I crossed my arms, not sure what I was hearing. “Are you asking what I think you’re asking?”

“What do you think I’m asking, Savannah?”

“You want me to spy on him for you.”

“I want you to be thorough,” he said smoothly, without a flicker of emotion. “If that happens to mean you notice . . . patterns. If it’s likely he needs more than tutoring help, something that might bring this program into the spotlight for the wrong reasons, then I trust you’ll use your judgment.”

Patterns. God, he made it sound so clinical.

I sat with the request for a moment. He was asking me to watch a student and report back. That wasn’t what tutors did.
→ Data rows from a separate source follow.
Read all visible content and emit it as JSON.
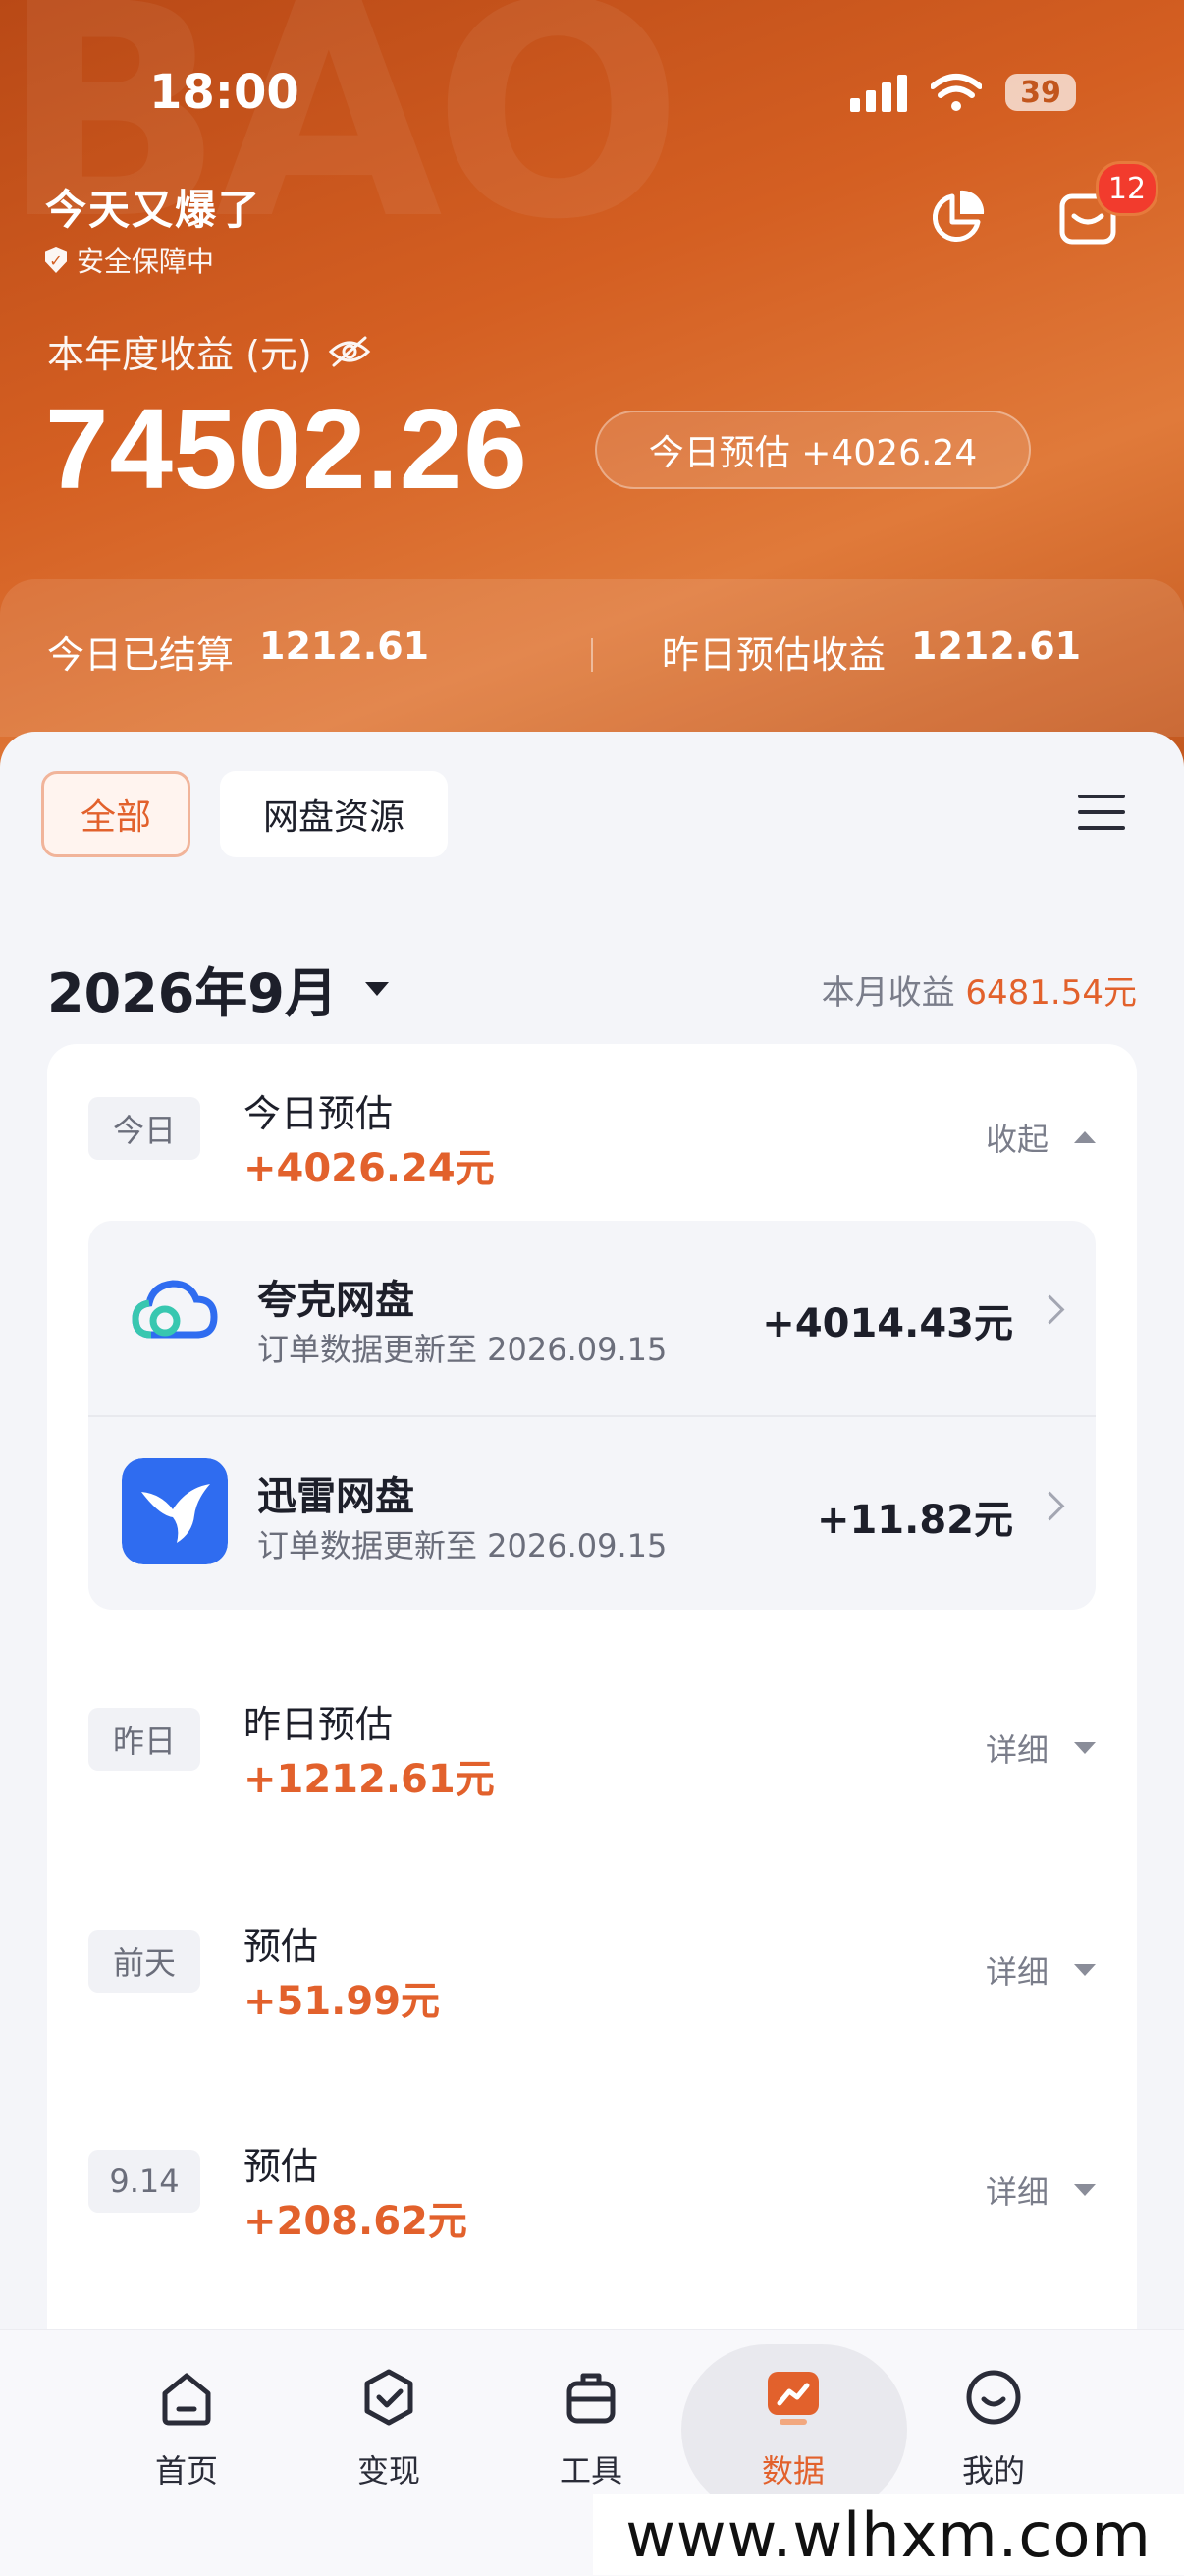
{
  "status_bar": {
    "time": "18:00",
    "battery": "39"
  },
  "header": {
    "app_title": "今天又爆了",
    "security_text": "安全保障中",
    "notification_count": "12",
    "year_income_label": "本年度收益 (元)",
    "year_income_value": "74502.26",
    "today_estimate": "今日预估 +4026.24"
  },
  "settlement": {
    "today_settled_label": "今日已结算",
    "today_settled_value": "1212.61",
    "yesterday_est_label": "昨日预估收益",
    "yesterday_est_value": "1212.61"
  },
  "filters": {
    "all": "全部",
    "netdisk": "网盘资源"
  },
  "month": {
    "label": "2026年9月",
    "income_label": "本月收益",
    "income_value": "6481.54元"
  },
  "days": [
    {
      "tag": "今日",
      "title": "今日预估",
      "amount": "+4026.24元",
      "action": "收起"
    },
    {
      "tag": "昨日",
      "title": "昨日预估",
      "amount": "+1212.61元",
      "action": "详细"
    },
    {
      "tag": "前天",
      "title": "预估",
      "amount": "+51.99元",
      "action": "详细"
    },
    {
      "tag": "9.14",
      "title": "预估",
      "amount": "+208.62元",
      "action": "详细"
    }
  ],
  "sub_items": [
    {
      "name": "夸克网盘",
      "desc": "订单数据更新至 2026.09.15",
      "amount": "+4014.43元"
    },
    {
      "name": "迅雷网盘",
      "desc": "订单数据更新至 2026.09.15",
      "amount": "+11.82元"
    }
  ],
  "tabs": [
    {
      "label": "首页"
    },
    {
      "label": "变现"
    },
    {
      "label": "工具"
    },
    {
      "label": "数据"
    },
    {
      "label": "我的"
    }
  ],
  "watermark": "www.wlhxm.com",
  "colors": {
    "accent": "#e2612c",
    "hero": "#d45f22"
  }
}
Well, not report back to the dean.

I said nothing — not about the football team, not about Dante — and I let my father fill the silence as he thought about what he had just asked me.
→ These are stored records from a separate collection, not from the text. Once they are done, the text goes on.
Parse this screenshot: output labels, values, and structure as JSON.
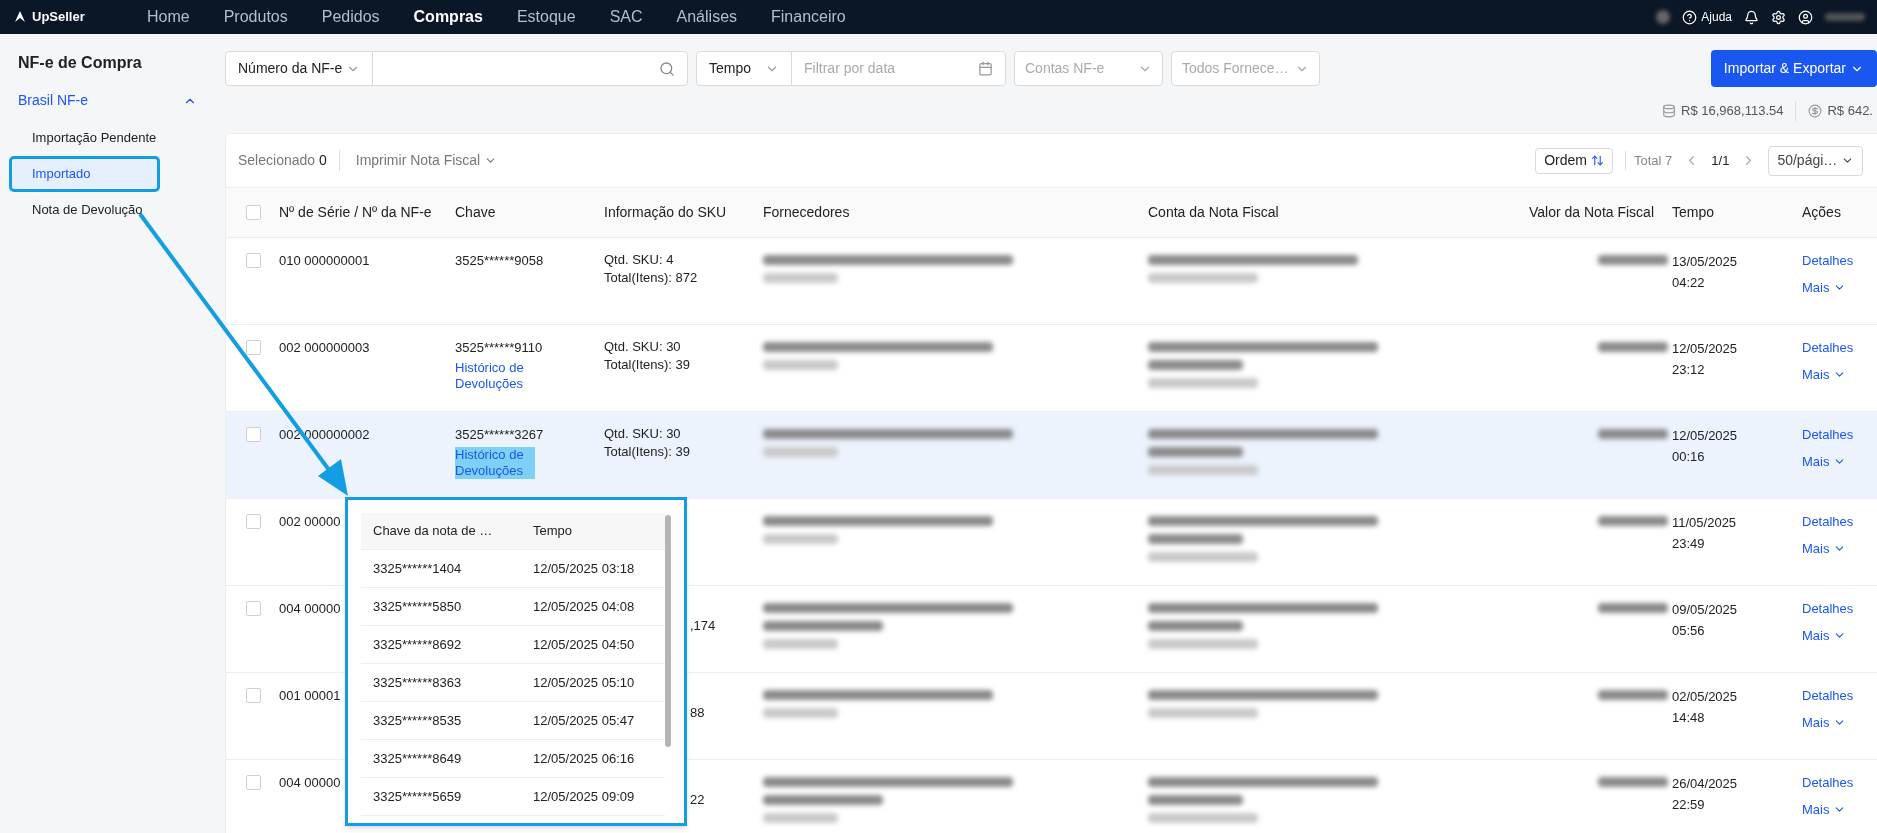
{
  "topbar": {
    "logo": "UpSeller",
    "nav": [
      {
        "label": "Home",
        "selected": false
      },
      {
        "label": "Produtos",
        "selected": false
      },
      {
        "label": "Pedidos",
        "selected": false
      },
      {
        "label": "Compras",
        "selected": true
      },
      {
        "label": "Estoque",
        "selected": false
      },
      {
        "label": "SAC",
        "selected": false
      },
      {
        "label": "Análises",
        "selected": false
      },
      {
        "label": "Financeiro",
        "selected": false
      }
    ],
    "help": "Ajuda"
  },
  "sidebar": {
    "title": "NF-e de Compra",
    "group": {
      "label": "Brasil NF-e",
      "expanded": true
    },
    "items": [
      {
        "label": "Importação Pendente",
        "selected": false,
        "framed": false
      },
      {
        "label": "Importado",
        "selected": true,
        "framed": true
      },
      {
        "label": "Nota de Devolução",
        "selected": false,
        "framed": false
      }
    ]
  },
  "filters": {
    "search_type": "Número da NF-e",
    "time_type": "Tempo",
    "date_placeholder": "Filtrar por data",
    "accounts": "Contas NF-e",
    "suppliers": "Todos Fornece…",
    "import_export": "Importar & Exportar"
  },
  "totals": [
    "R$ 16,968,113.54",
    "R$ 642."
  ],
  "toolbar": {
    "selected_label": "Selecionado",
    "selected_count": "0",
    "print": "Imprimir Nota Fiscal",
    "order": "Ordem",
    "total": "Total 7",
    "page": "1/1",
    "page_size": "50/pági…"
  },
  "table": {
    "header_checked": false,
    "columns": [
      "Nº de Série / Nº da NF-e",
      "Chave",
      "Informação do SKU",
      "Fornecedores",
      "Conta da Nota Fiscal",
      "Valor da Nota Fiscal",
      "Tempo",
      "Ações"
    ],
    "rows": [
      {
        "checked": false,
        "hovered": false,
        "series": "010 000000001",
        "chave": "3525******9058",
        "sku_qty": "Qtd. SKU: 4",
        "sku_total": "Total(Itens): 872",
        "date": "13/05/2025",
        "time": "04:22",
        "details": "Detalhes",
        "more": "Mais"
      },
      {
        "checked": false,
        "hovered": false,
        "series": "002 000000003",
        "chave": "3525******9110",
        "returns_link": {
          "label": "Histórico de Devoluções",
          "annotated": false
        },
        "sku_qty": "Qtd. SKU: 30",
        "sku_total": "Total(Itens): 39",
        "date": "12/05/2025",
        "time": "23:12",
        "details": "Detalhes",
        "more": "Mais"
      },
      {
        "checked": false,
        "hovered": true,
        "series": "002 000000002",
        "chave": "3525******3267",
        "returns_link": {
          "label": "Histórico de Devoluções",
          "annotated": true
        },
        "sku_qty": "Qtd. SKU: 30",
        "sku_total": "Total(Itens): 39",
        "date": "12/05/2025",
        "time": "00:16",
        "details": "Detalhes",
        "more": "Mais"
      },
      {
        "checked": false,
        "hovered": false,
        "series": "002 00000",
        "date": "11/05/2025",
        "time": "23:49",
        "details": "Detalhes",
        "more": "Mais"
      },
      {
        "checked": false,
        "hovered": false,
        "series": "004 00000",
        "sku_total_tail": ",174",
        "date": "09/05/2025",
        "time": "05:56",
        "details": "Detalhes",
        "more": "Mais"
      },
      {
        "checked": false,
        "hovered": false,
        "series": "001 00001",
        "sku_total_tail": "88",
        "date": "02/05/2025",
        "time": "14:48",
        "details": "Detalhes",
        "more": "Mais"
      },
      {
        "checked": false,
        "hovered": false,
        "series": "004 00000",
        "sku_total_tail": "22",
        "date": "26/04/2025",
        "time": "22:59",
        "details": "Detalhes",
        "more": "Mais"
      }
    ]
  },
  "returns_popup": {
    "columns": [
      "Chave da nota de …",
      "Tempo"
    ],
    "rows": [
      {
        "key": "3325******1404",
        "time": "12/05/2025 03:18"
      },
      {
        "key": "3325******5850",
        "time": "12/05/2025 04:08"
      },
      {
        "key": "3325******8692",
        "time": "12/05/2025 04:50"
      },
      {
        "key": "3325******8363",
        "time": "12/05/2025 05:10"
      },
      {
        "key": "3325******8535",
        "time": "12/05/2025 05:47"
      },
      {
        "key": "3325******8649",
        "time": "12/05/2025 06:16"
      },
      {
        "key": "3325******5659",
        "time": "12/05/2025 09:09"
      }
    ]
  }
}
“And if I notice something. . . I come to you?” I asked curiously.

Dad sniffed. “You come to me.”

I fought back my surprise. “The Blues have just won us the national championship. Don’t they have a right to be proud of their accomplishment?”
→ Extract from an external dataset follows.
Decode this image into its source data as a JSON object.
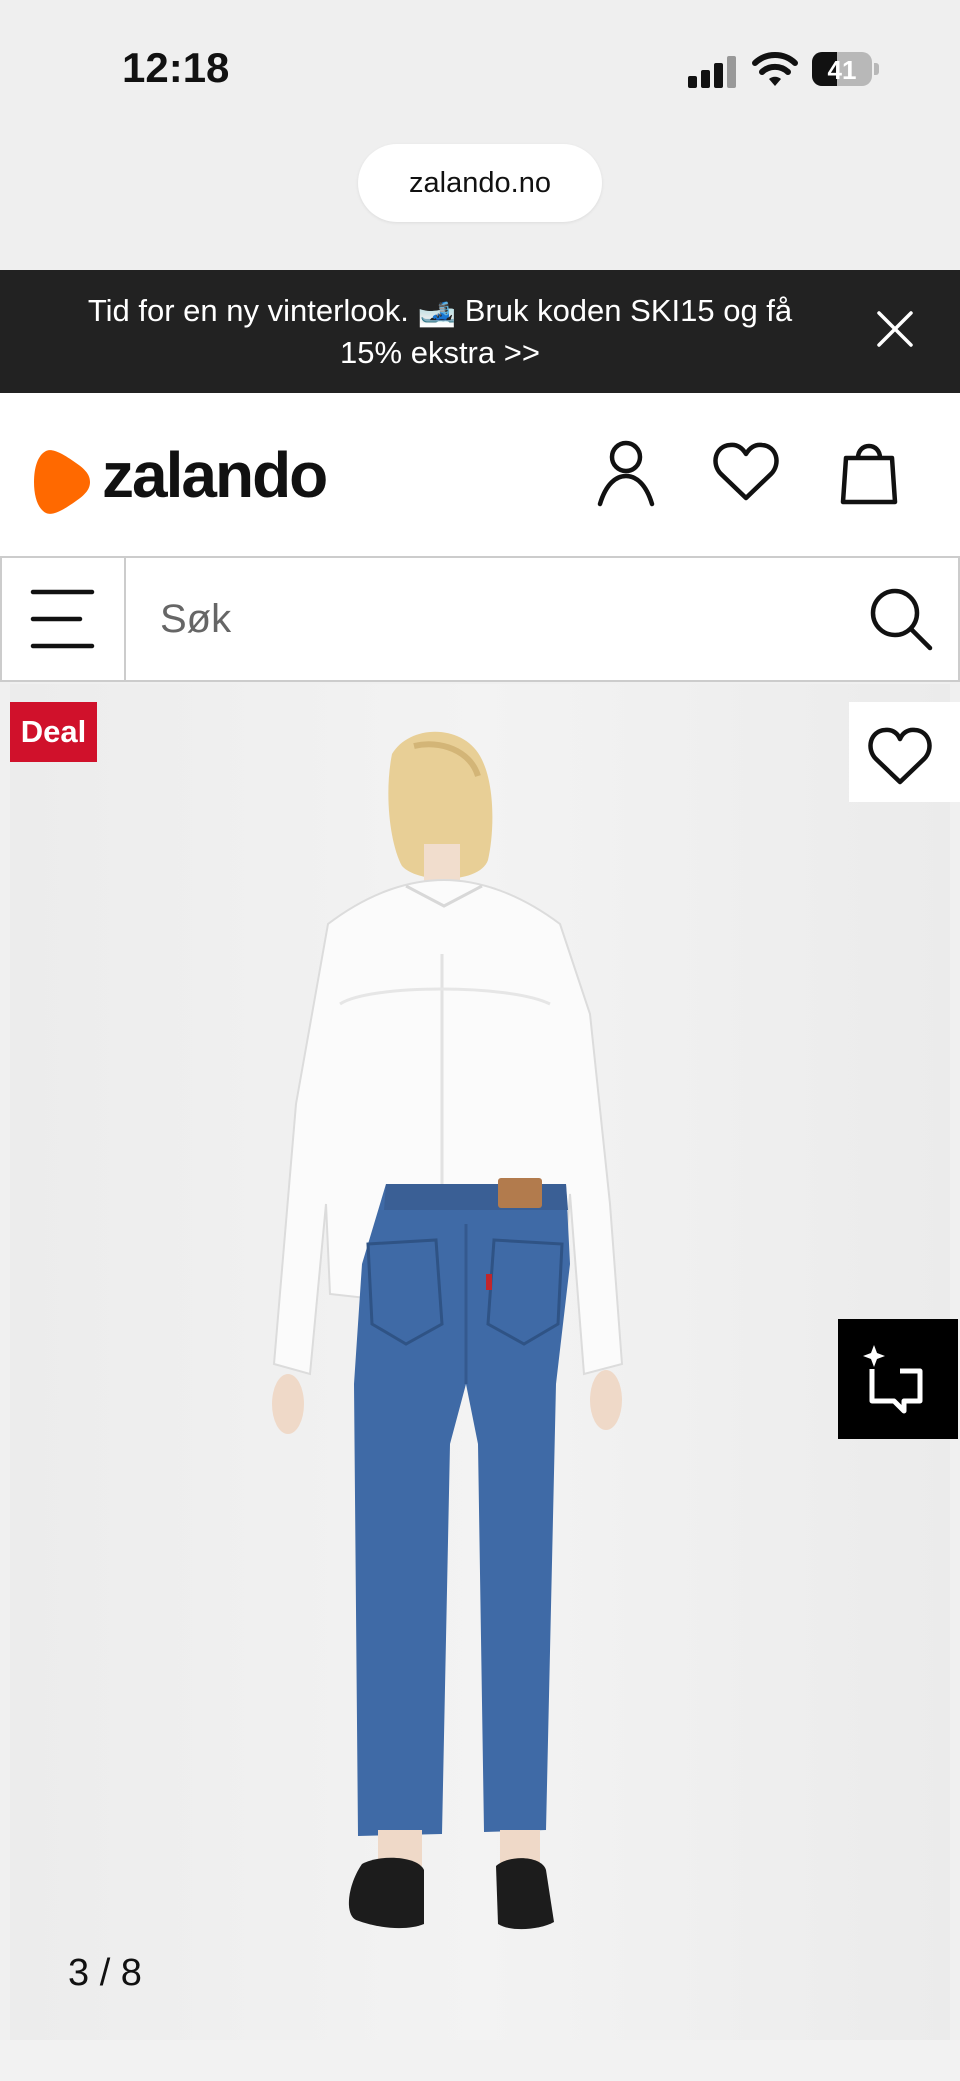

Dad gave me a skeptical look. “I’m aware of what they won.” He blew out a breath. “Every conversation seems to include it,” he added with a small shake of his head. “Do you know how many other accomplishments this school has achieved this academic year?”

“A lot.” I didn’t want it to sound like a question, but he heard it anyway.

“Yes. Do they get the same recognition? No.”

“I’m guessing they don’t come with the same TV deals, ticket sales, and merch sales.”

Dad gave me that pointed stare, and then I saw the small twitch at the corner of his mouth. “Yes, well, there’s that,” he said with a wry smile. “You’re clear on what I need?” he asked, all business again.

I forced a tight smile. “Of course, Dean Cole.” I stood. “Is that everything?”

“Yes,” he said, already reading his computer screen. “The Sunday brunch is at eleven, and we have the . . .”

“Benefactors Booster,” I supplied, “on Saturday.” I nodded. “I know, Dad.”

He looked up, even though my tone had been perfectly pitched, but his eyes were focused on my jeans.

“I allowed you to live in the dorms and not in the dean’s residence with me, Savannah, but please, remember your position and that you represent the school.

” He pointed his pen toward my jeans. “You’ve thrown away better clothes.

Slacks, if you have to wear pants, hmm?” He’d already turned back to the screen.

Don’t argue.

“I was late this morning.” Should have kept my mouth shut; his head snapped up like a cobra’s ready to strike.

“Why?” he asked. “Did the quarterback do something?”

“No!” I debated my next words for a second, but didn’t hold back. “Like you said, he’s a jock. You never know, Dad, he might be intelligent.”

Dad gave a huff of derision, the screen once more holding his attention. “If he were intelligent, he wouldn’t be close to failing, would he?”

“Bye, Dad.” I headed for the door.

“Make sure he benefits from those many sessions, Savannah. I’m counting on you.”

“Of course,” I said as I closed the door behind me. I had already made the promise to myself that my tutoring sessions with Dante would be short.

What Dad had failed to see in his assessment of the Wrighton University quarterback was that Dante wasn’t an idiot. I wasn’t sure Dante was the kind of guy you could spy on.